El potro que vi estaba sin madre en la carretera de polvo, suelto, audaz, cautivado, temeroso. ¿De dónde había salido? ¿Exploraba? ¿Escapaba de la libertad que da el amparo?

Se mostraba.

Estaba en medio del camino, pero también andaba por el borde: entre perderse y hacerse soberano; entre querer campear y no querer. Tenía el poder de irse, pero no el poder para seguir.

Consumía su fuerza en visibilidad.

La fuerza aparecía

y se escondía.

A un lado de la carretera, detrás de unos alambres de púas, había un cultivo de papa florecido de morado. Al otro lado, detrás de otra alambrada, pastaba un rebaño de ovejas blancas carinegras. El potro no estaba ni con ellas ni con las flores de la papa. Estaba en el centro y era un mundo aparte. No estaba con nosotras, pero nosotras, tan pronto como lo vimos, nos pasamos a su órbita: ovejas, flores, papas enterradas, mi madre y yo, y el carro en el que íbamos: ojos prendidos a la crin.

—¡Un potrico!

Apareció solo, como un milagro, después de que tomamos una curva.

Los milagros son lo más solo que existe.

Parecía que el mundo pudiera hacer cualquier cosa con el potro.

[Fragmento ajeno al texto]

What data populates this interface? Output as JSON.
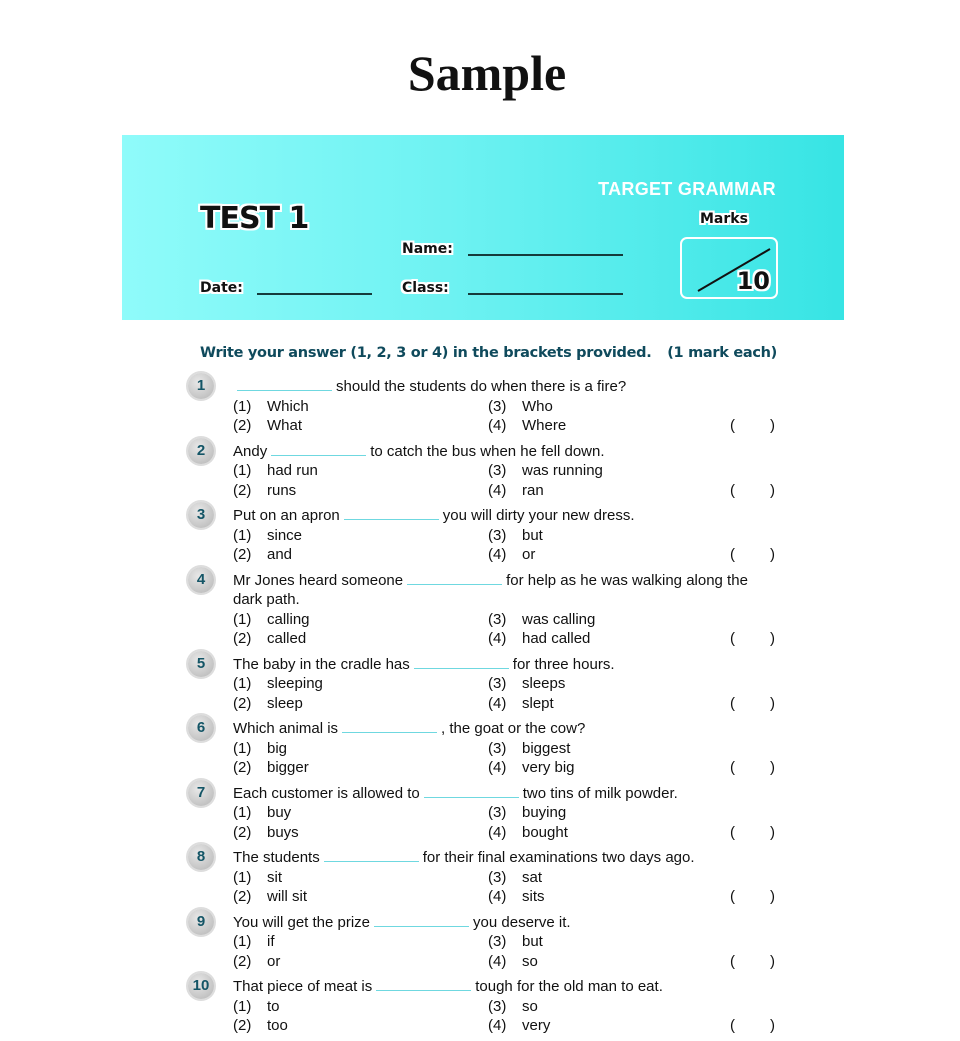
{
  "watermark": "Sample",
  "header": {
    "brand": "TARGET GRAMMAR",
    "test_title": "TEST 1",
    "name_label": "Name:",
    "date_label": "Date:",
    "class_label": "Class:",
    "marks_label": "Marks",
    "marks_total": "10",
    "accent": "#37e4e4"
  },
  "instructions": {
    "text": "Write your answer (1, 2, 3 or 4) in the brackets provided.",
    "marks": "(1 mark each)"
  },
  "bracket": {
    "open": "(",
    "close": ")"
  },
  "questions": [
    {
      "num": "1",
      "before": "",
      "after": "should the students do when there is a fire?",
      "options": [
        "Which",
        "What",
        "Who",
        "Where"
      ]
    },
    {
      "num": "2",
      "before": "Andy",
      "after": "to catch the bus when he fell down.",
      "options": [
        "had run",
        "runs",
        "was running",
        "ran"
      ]
    },
    {
      "num": "3",
      "before": "Put on an apron",
      "after": "you will dirty your new dress.",
      "options": [
        "since",
        "and",
        "but",
        "or"
      ]
    },
    {
      "num": "4",
      "before": "Mr Jones heard someone",
      "after": "for help as he was walking along the dark path.",
      "options": [
        "calling",
        "called",
        "was calling",
        "had called"
      ]
    },
    {
      "num": "5",
      "before": "The baby in the cradle has",
      "after": "for three hours.",
      "options": [
        "sleeping",
        "sleep",
        "sleeps",
        "slept"
      ]
    },
    {
      "num": "6",
      "before": "Which animal is",
      "after": ", the goat or the cow?",
      "options": [
        "big",
        "bigger",
        "biggest",
        "very big"
      ]
    },
    {
      "num": "7",
      "before": "Each customer is allowed to",
      "after": "two tins of milk powder.",
      "options": [
        "buy",
        "buys",
        "buying",
        "bought"
      ]
    },
    {
      "num": "8",
      "before": "The students",
      "after": "for their final examinations two days ago.",
      "options": [
        "sit",
        "will sit",
        "sat",
        "sits"
      ]
    },
    {
      "num": "9",
      "before": "You will get the prize",
      "after": "you deserve it.",
      "options": [
        "if",
        "or",
        "but",
        "so"
      ]
    },
    {
      "num": "10",
      "before": "That piece of meat is",
      "after": "tough for the old man to eat.",
      "options": [
        "to",
        "too",
        "so",
        "very"
      ]
    }
  ],
  "option_numbers": [
    "(1)",
    "(2)",
    "(3)",
    "(4)"
  ]
}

Parecía que, en el potro, nuestro mundo se hubiera hecho.

Algo inquieto y frágil es apabullante.

Mi madre y yo veníamos de una tierra que tengo en Analema, en la montaña. Ella, antes de la curva, había dicho: “¿Y si ponemos en la huerta rabanitos?”, y yo entendí que decía: “¿Y si paramos en La Huerta Rabanitos?”. Pensé que ese era el nombre de un restaurante que ella conocía y donde quería que almorzáramos. Me dije que qué nombre más ridículo, pero tierno además de ridículo. ¿Y qué tal que un aeropuerto se llamara así, Aeropuerto Internacional Huerta Rabanitos? Lo imaginé como un aeropuerto de vereda, pero internacional, y allá quedó abajo en el valle, imaginado, cuando dimos la curva y se nos apareció trotando el potro flaco.

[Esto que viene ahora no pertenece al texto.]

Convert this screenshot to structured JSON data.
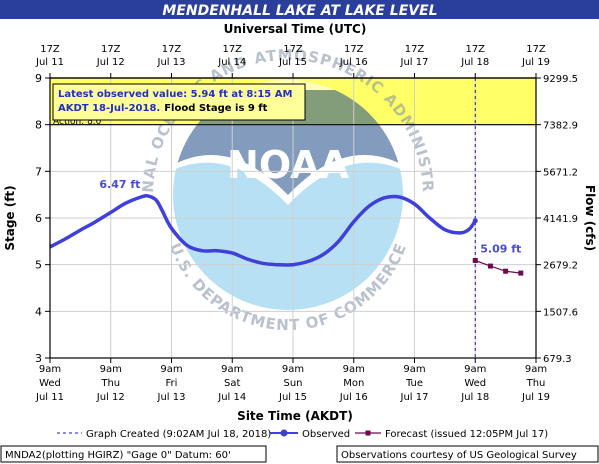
{
  "colors": {
    "header_bg": "#2a3f9b",
    "observed": "#3f3fdb",
    "forecast": "#6a0b4e",
    "action_band": "#ffff66",
    "flood_box_bg": "#ffff99",
    "flood_box_text": "#1f2fbf"
  },
  "header": {
    "title": "MENDENHALL LAKE AT LAKE LEVEL"
  },
  "watermark": {
    "logo_text": "NOAA",
    "ring_text": "NATIONAL OCEANIC AND ATMOSPHERIC ADMINISTRATION",
    "dept_text": "U.S. DEPARTMENT OF COMMERCE"
  },
  "chart_data": {
    "type": "line",
    "title": "MENDENHALL LAKE AT LAKE LEVEL",
    "top_axis": {
      "label": "Universal Time (UTC)",
      "ticks": [
        {
          "t": 0,
          "line1": "17Z",
          "line2": "Jul 11"
        },
        {
          "t": 1,
          "line1": "17Z",
          "line2": "Jul 12"
        },
        {
          "t": 2,
          "line1": "17Z",
          "line2": "Jul 13"
        },
        {
          "t": 3,
          "line1": "17Z",
          "line2": "Jul 14"
        },
        {
          "t": 4,
          "line1": "17Z",
          "line2": "Jul 15"
        },
        {
          "t": 5,
          "line1": "17Z",
          "line2": "Jul 16"
        },
        {
          "t": 6,
          "line1": "17Z",
          "line2": "Jul 17"
        },
        {
          "t": 7,
          "line1": "17Z",
          "line2": "Jul 18"
        },
        {
          "t": 8,
          "line1": "17Z",
          "line2": "Jul 19"
        }
      ]
    },
    "x_axis": {
      "label": "Site Time (AKDT)",
      "range": [
        0,
        8
      ],
      "ticks": [
        {
          "t": 0,
          "line1": "9am",
          "line2": "Wed",
          "line3": "Jul 11"
        },
        {
          "t": 1,
          "line1": "9am",
          "line2": "Thu",
          "line3": "Jul 12"
        },
        {
          "t": 2,
          "line1": "9am",
          "line2": "Fri",
          "line3": "Jul 13"
        },
        {
          "t": 3,
          "line1": "9am",
          "line2": "Sat",
          "line3": "Jul 14"
        },
        {
          "t": 4,
          "line1": "9am",
          "line2": "Sun",
          "line3": "Jul 15"
        },
        {
          "t": 5,
          "line1": "9am",
          "line2": "Mon",
          "line3": "Jul 16"
        },
        {
          "t": 6,
          "line1": "9am",
          "line2": "Tue",
          "line3": "Jul 17"
        },
        {
          "t": 7,
          "line1": "9am",
          "line2": "Wed",
          "line3": "Jul 18"
        },
        {
          "t": 8,
          "line1": "9am",
          "line2": "Thu",
          "line3": "Jul 19"
        }
      ]
    },
    "y_axis": {
      "label": "Stage (ft)",
      "range": [
        3,
        9
      ],
      "ticks": [
        "3",
        "4",
        "5",
        "6",
        "7",
        "8",
        "9"
      ]
    },
    "y2_axis": {
      "label": "Flow (cfs)",
      "ticks": [
        {
          "stage": 3,
          "label": "679.3"
        },
        {
          "stage": 4,
          "label": "1507.6"
        },
        {
          "stage": 5,
          "label": "2679.2"
        },
        {
          "stage": 6,
          "label": "4141.9"
        },
        {
          "stage": 7,
          "label": "5671.2"
        },
        {
          "stage": 8,
          "label": "7382.9"
        },
        {
          "stage": 9,
          "label": "9299.5"
        }
      ]
    },
    "grid": true,
    "action_stage": 8,
    "action_label": "Action: 8.0'",
    "flood_stage": 9,
    "flood_box": {
      "line1": "Latest observed value: 5.94 ft at 8:15 AM",
      "line2": "AKDT 18-Jul-2018.",
      "line3": "Flood Stage is 9 ft"
    },
    "created_t": 7.0,
    "series": [
      {
        "name": "Observed",
        "points": [
          [
            0.0,
            5.38
          ],
          [
            0.25,
            5.55
          ],
          [
            0.5,
            5.74
          ],
          [
            0.75,
            5.92
          ],
          [
            1.0,
            6.12
          ],
          [
            1.25,
            6.32
          ],
          [
            1.5,
            6.45
          ],
          [
            1.62,
            6.47
          ],
          [
            1.75,
            6.38
          ],
          [
            1.85,
            6.15
          ],
          [
            2.0,
            5.78
          ],
          [
            2.25,
            5.42
          ],
          [
            2.5,
            5.3
          ],
          [
            2.75,
            5.3
          ],
          [
            3.0,
            5.25
          ],
          [
            3.25,
            5.12
          ],
          [
            3.5,
            5.03
          ],
          [
            3.75,
            5.0
          ],
          [
            4.0,
            5.0
          ],
          [
            4.25,
            5.07
          ],
          [
            4.5,
            5.22
          ],
          [
            4.75,
            5.5
          ],
          [
            5.0,
            5.92
          ],
          [
            5.25,
            6.25
          ],
          [
            5.5,
            6.43
          ],
          [
            5.75,
            6.45
          ],
          [
            6.0,
            6.3
          ],
          [
            6.25,
            6.0
          ],
          [
            6.5,
            5.75
          ],
          [
            6.75,
            5.68
          ],
          [
            6.9,
            5.76
          ],
          [
            7.0,
            5.94
          ]
        ]
      },
      {
        "name": "Forecast (issued 12:05PM Jul 17)",
        "points": [
          [
            7.0,
            5.09
          ],
          [
            7.25,
            4.97
          ],
          [
            7.5,
            4.86
          ],
          [
            7.75,
            4.82
          ]
        ]
      }
    ],
    "annotations": [
      {
        "t": 1.62,
        "value": 6.47,
        "text": "6.47 ft"
      },
      {
        "t": 7.0,
        "value": 5.09,
        "text": "5.09 ft"
      }
    ],
    "legend": {
      "position": "bottom",
      "created": "Graph Created (9:02AM Jul 18, 2018)",
      "observed": "Observed",
      "forecast": "Forecast (issued 12:05PM Jul 17)"
    }
  },
  "footer": {
    "left": "MNDA2(plotting HGIRZ) \"Gage 0\" Datum: 60'",
    "right": "Observations courtesy of US Geological Survey"
  }
}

Nos detuvimos en el carro.

El potro se detuvo.

Se volvió y nos dio la frente.

Detrás de nosotras se apeó un motociclista.

Al sentir el movimiento, el potro dio la cola y volvió a trotar para alejarse.

Una vez más se detuvo.

Era abrupto.

—¡Qué divino!

Ni siquiera pareció quedarse quieto cuando paró como para sentir lo que hacía y saber dónde lo hacía. En él todo se agitaba. Pensé en un motor. Las ovejas se asomaron a la cerca. Él relinchó y allá contestó la yegua, donde no podíamos verla. ¡Madre!, ¡madre! ¡Hijo!, ¡hijo! O: ¡Aquí estoy!, ¡aquí estoy! ¿Dónde?, ¿dónde? O: ¡Soy yo!, ¡soy yo! ¿Quién?, ¿quién? O la yegua lo llamó primero, preguntó primero, y fue él quien contestó.

Tal vez el potro era el eco de la madre, y tal vez ella era el eco de su eco.

Mi madre temió que el motociclista lo raptara:

—Quedémonos aquí.

No habríamos podido pasar adelante, pues ahí estaba el potro, aterrado, en medio del camino.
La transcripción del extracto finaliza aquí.